Depending on where you live, you have one or more of the following rights over your personal data. Acuity honours these rights for all users regardless of jurisdiction:

• Right of access (GDPR Art. 15 / CCPA §1798.100) — ask us what personal data we hold about you.
• Right to data portability (GDPR Art. 20) — receive a machine-readable export of your entries, transcripts, and extracted data.
• Right to erasure (GDPR Art. 17 / CCPA §1798.105) — have us delete your account and all associated data.
• Right to rectification — correct inaccurate personal data we hold about you.
• Right to object — opt out of any processing not strictly necessary to provide the service.
• Right to non-discrimination (CCPA) — we will not penalise you for exercising any of the above rights.

To exercise any of these rights, email privacy@getacuity.io. We respond to verified requests within 30 days.

Acuity is not intended for users under 13 years of age. We do not knowingly collect personal information from children under 13. If you believe a child under 13 has created an account, contact us at privacy@getacuity.io and we will delete the account and any associated data.

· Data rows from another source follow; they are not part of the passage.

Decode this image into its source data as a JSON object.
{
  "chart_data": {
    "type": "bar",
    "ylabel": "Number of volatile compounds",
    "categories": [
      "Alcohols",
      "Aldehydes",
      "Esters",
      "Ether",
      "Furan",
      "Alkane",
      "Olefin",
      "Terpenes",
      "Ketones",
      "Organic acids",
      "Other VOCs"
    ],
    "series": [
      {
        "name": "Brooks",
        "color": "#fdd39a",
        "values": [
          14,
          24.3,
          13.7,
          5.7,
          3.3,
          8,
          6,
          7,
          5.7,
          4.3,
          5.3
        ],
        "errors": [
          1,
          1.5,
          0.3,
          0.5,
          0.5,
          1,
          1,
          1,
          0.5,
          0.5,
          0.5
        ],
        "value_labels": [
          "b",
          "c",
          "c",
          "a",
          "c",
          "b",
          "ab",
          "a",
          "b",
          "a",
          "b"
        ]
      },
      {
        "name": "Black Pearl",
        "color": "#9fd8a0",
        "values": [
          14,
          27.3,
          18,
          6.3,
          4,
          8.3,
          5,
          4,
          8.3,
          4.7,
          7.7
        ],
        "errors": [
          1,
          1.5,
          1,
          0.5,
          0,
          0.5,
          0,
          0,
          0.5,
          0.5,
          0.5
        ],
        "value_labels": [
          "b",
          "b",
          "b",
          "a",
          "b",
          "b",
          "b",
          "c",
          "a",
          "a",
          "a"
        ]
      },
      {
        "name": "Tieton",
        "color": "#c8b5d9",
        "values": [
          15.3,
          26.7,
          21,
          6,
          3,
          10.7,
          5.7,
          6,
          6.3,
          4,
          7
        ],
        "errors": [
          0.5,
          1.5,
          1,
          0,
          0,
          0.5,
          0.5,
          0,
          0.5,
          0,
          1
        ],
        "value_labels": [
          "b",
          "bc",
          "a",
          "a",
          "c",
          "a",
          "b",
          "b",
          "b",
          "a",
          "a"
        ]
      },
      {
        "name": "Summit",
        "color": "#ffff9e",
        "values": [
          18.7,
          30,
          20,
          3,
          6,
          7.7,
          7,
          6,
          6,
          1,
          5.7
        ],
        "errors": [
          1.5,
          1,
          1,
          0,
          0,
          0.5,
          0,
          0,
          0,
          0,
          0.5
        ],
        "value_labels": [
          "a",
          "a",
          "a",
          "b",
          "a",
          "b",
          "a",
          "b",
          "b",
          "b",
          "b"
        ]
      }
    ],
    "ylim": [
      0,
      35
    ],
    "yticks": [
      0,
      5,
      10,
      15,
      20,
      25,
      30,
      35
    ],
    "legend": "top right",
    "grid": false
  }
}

• All traffic between your device and our servers is encrypted with TLS 1.2 or higher.
• Database storage and audio file storage are encrypted at rest by our infrastructure provider (Supabase).
• Access to production systems is limited to a small number of authorised operators and is audit-logged.
• We never store payment-card details. Stripe handles those directly with PCI-compliant infrastructure.
• We use a credential-leak pre-commit hook to prevent secrets from entering source control.

No system is perfectly secure. If we discover a breach affecting your data, we will notify you within 72 hours of becoming aware of it (or sooner if required by law in your jurisdiction).

For privacy questions or to exercise any of the rights above:

privacy@getacuity.io

For general support: hello@getacuity.io.

We may update this Privacy Policy from time to time. When we do, we’ll change the “Last updated” date at the top of this page and, for material changes, notify active users by email at least 14 days before the changes take effect.